The Wordy Shipmates by Sarah Vowell
255 pages
Published 2008
Read from May 13 to May 16
Rating: ★★★½ out of 5
If I'm not mistaken, this was Vowell's first conventionally structured history book. Her books before this (which, admittedly, I haven't read -- I'm piecing this together from the internet) were collections of essays, or in the case of Assassination Vacation, something like a thematically unified travelogue. Shipmates tells the story of the Boston Puritans, rather than the more familiar pop-history figures north in Salem or south in Plymouth, largely through the eyes of John Winthrop, intermittent governor of the Massachusetts Bay Colony and author of the "city on a hill" sermon, so beloved and so wrongfully interpreted by Reagan. The intent is partly to trace the origins of one strain of American exceptionalism in popular ideology, but that thread gets lost somewhat in the flow of Puritan infighting and banishments and the ugliness of the Pequot War.

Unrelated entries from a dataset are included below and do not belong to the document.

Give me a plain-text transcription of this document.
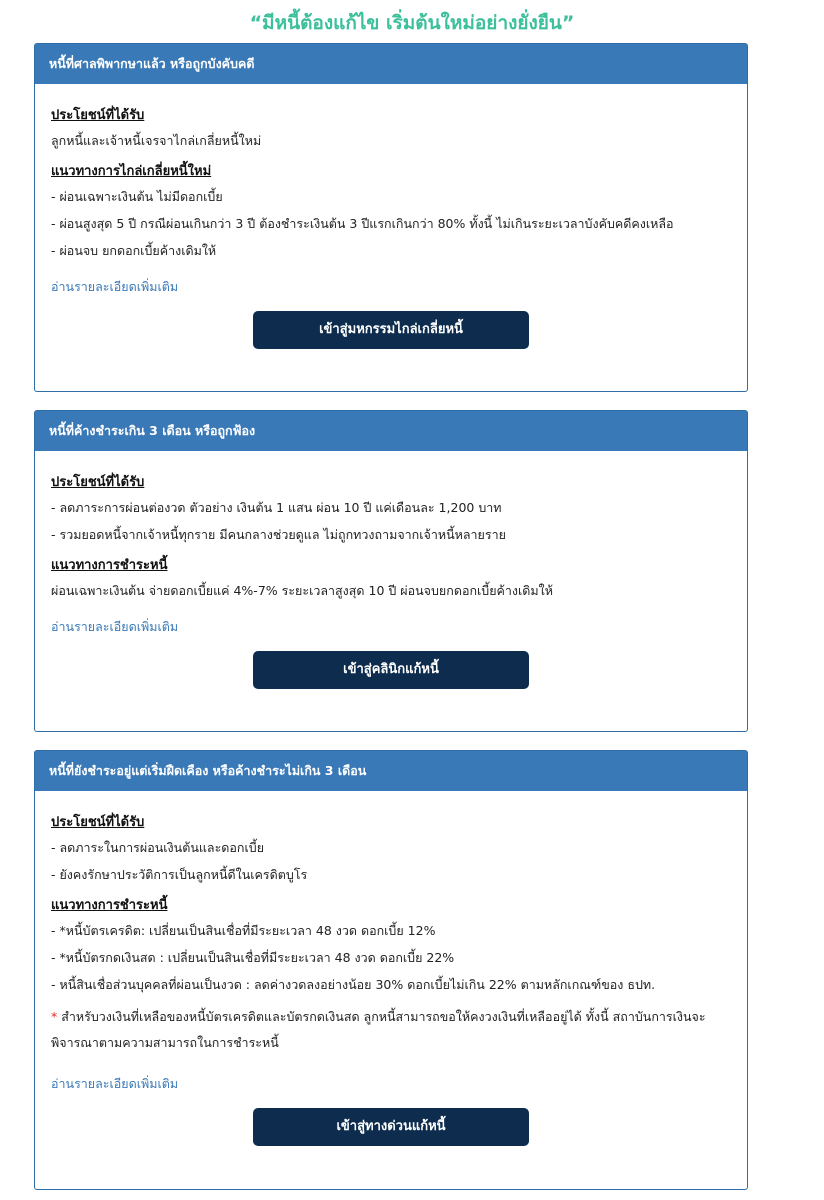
“มีหนี้ต้องแก้ไข เริ่มต้นใหม่อย่างยั่งยืน”
หนี้ที่ศาลพิพากษาแล้ว หรือถูกบังคับคดี
ประโยชน์ที่ได้รับ
ลูกหนี้และเจ้าหนี้เจรจาไกล่เกลี่ยหนี้ใหม่
แนวทางการไกล่เกลี่ยหนี้ใหม่
- ผ่อนเฉพาะเงินต้น ไม่มีดอกเบี้ย
- ผ่อนสูงสุด 5 ปี กรณีผ่อนเกินกว่า 3 ปี ต้องชำระเงินต้น 3 ปีแรกเกินกว่า 80% ทั้งนี้ ไม่เกินระยะเวลาบังคับคดีคงเหลือ
- ผ่อนจบ ยกดอกเบี้ยค้างเดิมให้
อ่านรายละเอียดเพิ่มเติม
เข้าสู่มหกรรมไกล่เกลี่ยหนี้
หนี้ที่ค้างชำระเกิน 3 เดือน หรือถูกฟ้อง
ประโยชน์ที่ได้รับ
- ลดภาระการผ่อนต่องวด ตัวอย่าง เงินต้น 1 แสน ผ่อน 10 ปี แค่เดือนละ 1,200 บาท
- รวมยอดหนี้จากเจ้าหนี้ทุกราย มีคนกลางช่วยดูแล ไม่ถูกทวงถามจากเจ้าหนี้หลายราย
แนวทางการชำระหนี้
ผ่อนเฉพาะเงินต้น จ่ายดอกเบี้ยแค่ 4%-7% ระยะเวลาสูงสุด 10 ปี ผ่อนจบยกดอกเบี้ยค้างเดิมให้
อ่านรายละเอียดเพิ่มเติม
เข้าสู่คลินิกแก้หนี้
หนี้ที่ยังชำระอยู่แต่เริ่มฝืดเคือง หรือค้างชำระไม่เกิน 3 เดือน
ประโยชน์ที่ได้รับ
- ลดภาระในการผ่อนเงินต้นและดอกเบี้ย
- ยังคงรักษาประวัติการเป็นลูกหนี้ดีในเครดิตบูโร
แนวทางการชำระหนี้
- *หนี้บัตรเครดิต: เปลี่ยนเป็นสินเชื่อที่มีระยะเวลา 48 งวด ดอกเบี้ย 12%
- *หนี้บัตรกดเงินสด : เปลี่ยนเป็นสินเชื่อที่มีระยะเวลา 48 งวด ดอกเบี้ย 22%
- หนี้สินเชื่อส่วนบุคคลที่ผ่อนเป็นงวด : ลดค่างวดลงอย่างน้อย 30% ดอกเบี้ยไม่เกิน 22% ตามหลักเกณฑ์ของ ธปท.
* สำหรับวงเงินที่เหลือของหนี้บัตรเครดิตและบัตรกดเงินสด ลูกหนี้สามารถขอให้คงวงเงินที่เหลืออยู่ได้ ทั้งนี้ สถาบันการเงินจะพิจารณาตามความสามารถในการชำระหนี้
อ่านรายละเอียดเพิ่มเติม
เข้าสู่ทางด่วนแก้หนี้
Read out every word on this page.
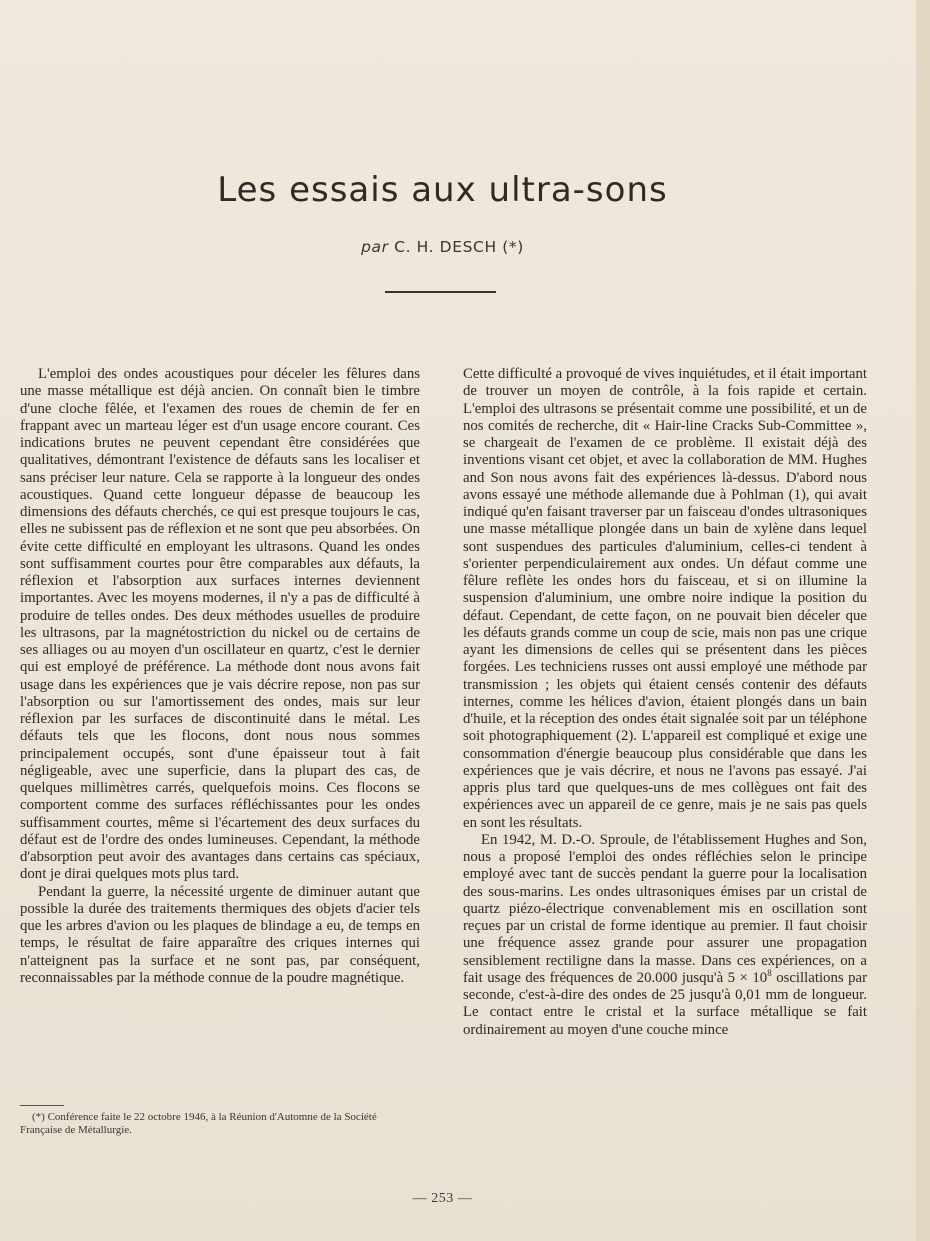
Les essais aux ultra-sons
par C. H. DESCH (*)

L'emploi des ondes acoustiques pour déceler les fêlures dans une masse métallique est déjà ancien. On connaît bien le timbre d'une cloche fêlée, et l'examen des roues de chemin de fer en frappant avec un marteau léger est d'un usage encore courant. Ces indications brutes ne peuvent cependant être considérées que qualitatives, démontrant l'existence de défauts sans les localiser et sans préciser leur nature. Cela se rapporte à la longueur des ondes acoustiques. Quand cette longueur dépasse de beaucoup les dimensions des défauts cherchés, ce qui est presque toujours le cas, elles ne subissent pas de réflexion et ne sont que peu absorbées. On évite cette difficulté en employant les ultrasons. Quand les ondes sont suffisamment courtes pour être comparables aux défauts, la réflexion et l'absorption aux surfaces internes deviennent importantes. Avec les moyens modernes, il n'y a pas de difficulté à produire de telles ondes. Des deux méthodes usuelles de produire les ultrasons, par la magnétostriction du nickel ou de certains de ses alliages ou au moyen d'un oscillateur en quartz, c'est le dernier qui est employé de préférence. La méthode dont nous avons fait usage dans les expériences que je vais décrire repose, non pas sur l'absorption ou sur l'amortissement des ondes, mais sur leur réflexion par les surfaces de discontinuité dans le métal. Les défauts tels que les flocons, dont nous nous sommes principalement occupés, sont d'une épaisseur tout à fait négligeable, avec une superficie, dans la plupart des cas, de quelques millimètres carrés, quelquefois moins. Ces flocons se comportent comme des surfaces réfléchissantes pour les ondes suffisamment courtes, même si l'écartement des deux surfaces du défaut est de l'ordre des ondes lumineuses. Cependant, la méthode d'absorption peut avoir des avantages dans certains cas spéciaux, dont je dirai quelques mots plus tard.

Pendant la guerre, la nécessité urgente de diminuer autant que possible la durée des traitements thermiques des objets d'acier tels que les arbres d'avion ou les plaques de blindage a eu, de temps en temps, le résultat de faire apparaître des criques internes qui n'atteignent pas la surface et ne sont pas, par conséquent, reconnaissables par la méthode connue de la poudre magnétique.

(*) Conférence faite le 22 octobre 1946, à la Réunion d'Automne de la Société Française de Métallurgie.

Cette difficulté a provoqué de vives inquiétudes, et il était important de trouver un moyen de contrôle, à la fois rapide et certain. L'emploi des ultrasons se présentait comme une possibilité, et un de nos comités de recherche, dit « Hair-line Cracks Sub-Committee », se chargeait de l'examen de ce problème. Il existait déjà des inventions visant cet objet, et avec la collaboration de MM. Hughes and Son nous avons fait des expériences là-dessus. D'abord nous avons essayé une méthode allemande due à Pohlman (1), qui avait indiqué qu'en faisant traverser par un faisceau d'ondes ultrasoniques une masse métallique plongée dans un bain de xylène dans lequel sont suspendues des particules d'aluminium, celles-ci tendent à s'orienter perpendiculairement aux ondes. Un défaut comme une fêlure reflète les ondes hors du faisceau, et si on illumine la suspension d'aluminium, une ombre noire indique la position du défaut. Cependant, de cette façon, on ne pouvait bien déceler que les défauts grands comme un coup de scie, mais non pas une crique ayant les dimensions de celles qui se présentent dans les pièces forgées. Les techniciens russes ont aussi employé une méthode par transmission ; les objets qui étaient censés contenir des défauts internes, comme les hélices d'avion, étaient plongés dans un bain d'huile, et la réception des ondes était signalée soit par un téléphone soit photographiquement (2). L'appareil est compliqué et exige une consommation d'énergie beaucoup plus considérable que dans les expériences que je vais décrire, et nous ne l'avons pas essayé. J'ai appris plus tard que quelques-uns de mes collègues ont fait des expériences avec un appareil de ce genre, mais je ne sais pas quels en sont les résultats.

En 1942, M. D.-O. Sproule, de l'établissement Hughes and Son, nous a proposé l'emploi des ondes réfléchies selon le principe employé avec tant de succès pendant la guerre pour la localisation des sous-marins. Les ondes ultrasoniques émises par un cristal de quartz piézo-électrique convenablement mis en oscillation sont reçues par un cristal de forme identique au premier. Il faut choisir une fréquence assez grande pour assurer une propagation sensiblement rectiligne dans la masse. Dans ces expériences, on a fait usage des fréquences de 20.000 jusqu'à $5 \times 10^8$ oscillations par seconde, c'est-à-dire des ondes de 25 jusqu'à 0,01 mm de longueur. Le contact entre le cristal et la surface métallique se fait ordinairement au moyen d'une couche mince

— 253 —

Overall, Shipmates doesn't quite hang together quite as well as Unfamiliar Fishes and Lafayette in the Somewhat United States. It's still an enjoyable read, but with the benefit of the hindsight of those two later books, it seems like Vowell had yet to finalize her voice in this period. It isn't quite so snarky, not quite so funny, not quite so zippy. It also doesn't feel as informative as those two volumes -- possibly because I've covered so much related material, both recently (in Stacy Schiff's The Witches) as well as many years ago, in college history courses.